Combining her phonetic knowledge and her sight words she will confidently move into reading phrases, sentences and books that really address phonetic learning such as the Bob series. From here we move onto learning more phonetic based sounds that contain two or more letters such as sk and tw. She will have the phonetic skills and add these before moving onto phonograms.
Now that this child has built words with the Movable Alphabet by sounding out various c-v-c objects (pan, bug, box etc…) she is able to read words and match them to the photos. This is slightly more abstract as she is now given pictures (instead of concrete objects) and words (instead of the individual letters). We will continue this way through various words and then will introduce the basic sight words. She will then begin reading phrases containing c-v-c words.
Another way to practice writing letters besides the sand tray (see previous post) is writing on a chalkboard. Funny how this may be one of the few times a child of this age will actually have this experience!
The child first traces the sandpaper letter with their finger which is the same way the sand tray work is done. They pick up the chalk and write the letter on the chalkboard.
So many of our children are beginning to write. We write in the sand tray, with the chalkboard, on paper and sometimes they will paint letters at the easel. Of course, we have our metal insets which is a great place to begin writing practice! It is so important to provide the environment which will enhance the child’s development of a certain skill at a specific time. So, the sensitive period for writing has begun, I see some holiday gift opportunities! (Fun pads of paper, colored pencils, crayons, markers, colored pens etc…) This is something that is never forced, the child should come to it themselves.
The children are very interested in the sand tray in the school. We have two sand trays which allow the child to trace various numerals and letters. Once given a lesson on the name of the number or the sound of the letter, they trace the sandpaper to feel the shape and then trace it in the sand. This gives the child the opportunity to practice writing letters/numbers before writing them on paper. We have heard various shouts of joy when a child writes a “three!” or a “zero!” in the sand tray! They are excited to be able to produce what is on the card themselves.
This activity prepares the hand for writing, gives a stereognostic impression of the letter or numeral and gives the child the satisfaction of doing it themselves.

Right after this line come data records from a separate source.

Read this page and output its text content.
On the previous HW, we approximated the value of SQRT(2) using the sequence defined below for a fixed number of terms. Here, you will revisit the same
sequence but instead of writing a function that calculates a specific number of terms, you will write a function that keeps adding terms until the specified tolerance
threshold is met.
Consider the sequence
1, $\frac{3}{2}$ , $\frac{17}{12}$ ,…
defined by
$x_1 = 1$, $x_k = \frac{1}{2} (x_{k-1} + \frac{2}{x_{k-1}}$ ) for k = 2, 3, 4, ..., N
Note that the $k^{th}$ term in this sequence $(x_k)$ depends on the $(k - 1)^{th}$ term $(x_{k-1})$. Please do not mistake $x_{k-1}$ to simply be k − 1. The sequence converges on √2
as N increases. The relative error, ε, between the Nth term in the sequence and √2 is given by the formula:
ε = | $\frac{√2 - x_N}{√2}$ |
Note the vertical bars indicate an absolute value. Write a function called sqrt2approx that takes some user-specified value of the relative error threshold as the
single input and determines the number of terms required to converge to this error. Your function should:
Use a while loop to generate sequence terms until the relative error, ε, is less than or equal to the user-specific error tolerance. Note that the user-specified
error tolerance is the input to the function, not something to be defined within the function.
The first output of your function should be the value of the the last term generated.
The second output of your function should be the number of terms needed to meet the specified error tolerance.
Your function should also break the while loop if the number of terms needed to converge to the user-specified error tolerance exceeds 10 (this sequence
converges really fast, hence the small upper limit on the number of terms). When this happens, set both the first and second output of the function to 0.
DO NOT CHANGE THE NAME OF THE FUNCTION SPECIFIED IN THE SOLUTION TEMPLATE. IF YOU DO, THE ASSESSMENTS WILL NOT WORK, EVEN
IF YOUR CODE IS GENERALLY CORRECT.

All Montessori schools have different ways of teaching children how to read. This was one area that has been developed over time as Dr. Montessori herself was Italian and the language is primarily phonetic. English has some phonetic components but of course has many influences. Many Montessori schools begin in a similar way, with the metal insets (preparing the hand for writing- Dr. Montessori felt writing often came before reading) and the sandpaper letters. We also use other phonemic awareness activities to make sure the child understands the sounds of some letter before beginning to work with the Moveable Alphabet (another Montessori material). In our school, we follow a specific sequence to ensure there are no “holes” in the child’s knowledge. As my trainer in England used to say, “a scarf is a scarf but would you rather have one with lots of holes or no holes!” We prefer no holes. One of our children has moved on to the beginning of their reading sequence with our specially prepared materials. Here she is using a box with small 3 letter phonetic objects (c-v-c) and “building” words with the Moveable Alphabet. She would sound out the word and place the letters next to the objects. (All of the words in this box have the short /a/ vowel. I am a speech pathologist as well and have noticed some vowel confusion in the past so I prepared these materials with 5 boxes, one for each short vowel.)
After building all six words, this child then wrote them down on a piece of paper, she was very proud! We will move on to the other boxes with the other vowels and then continue on.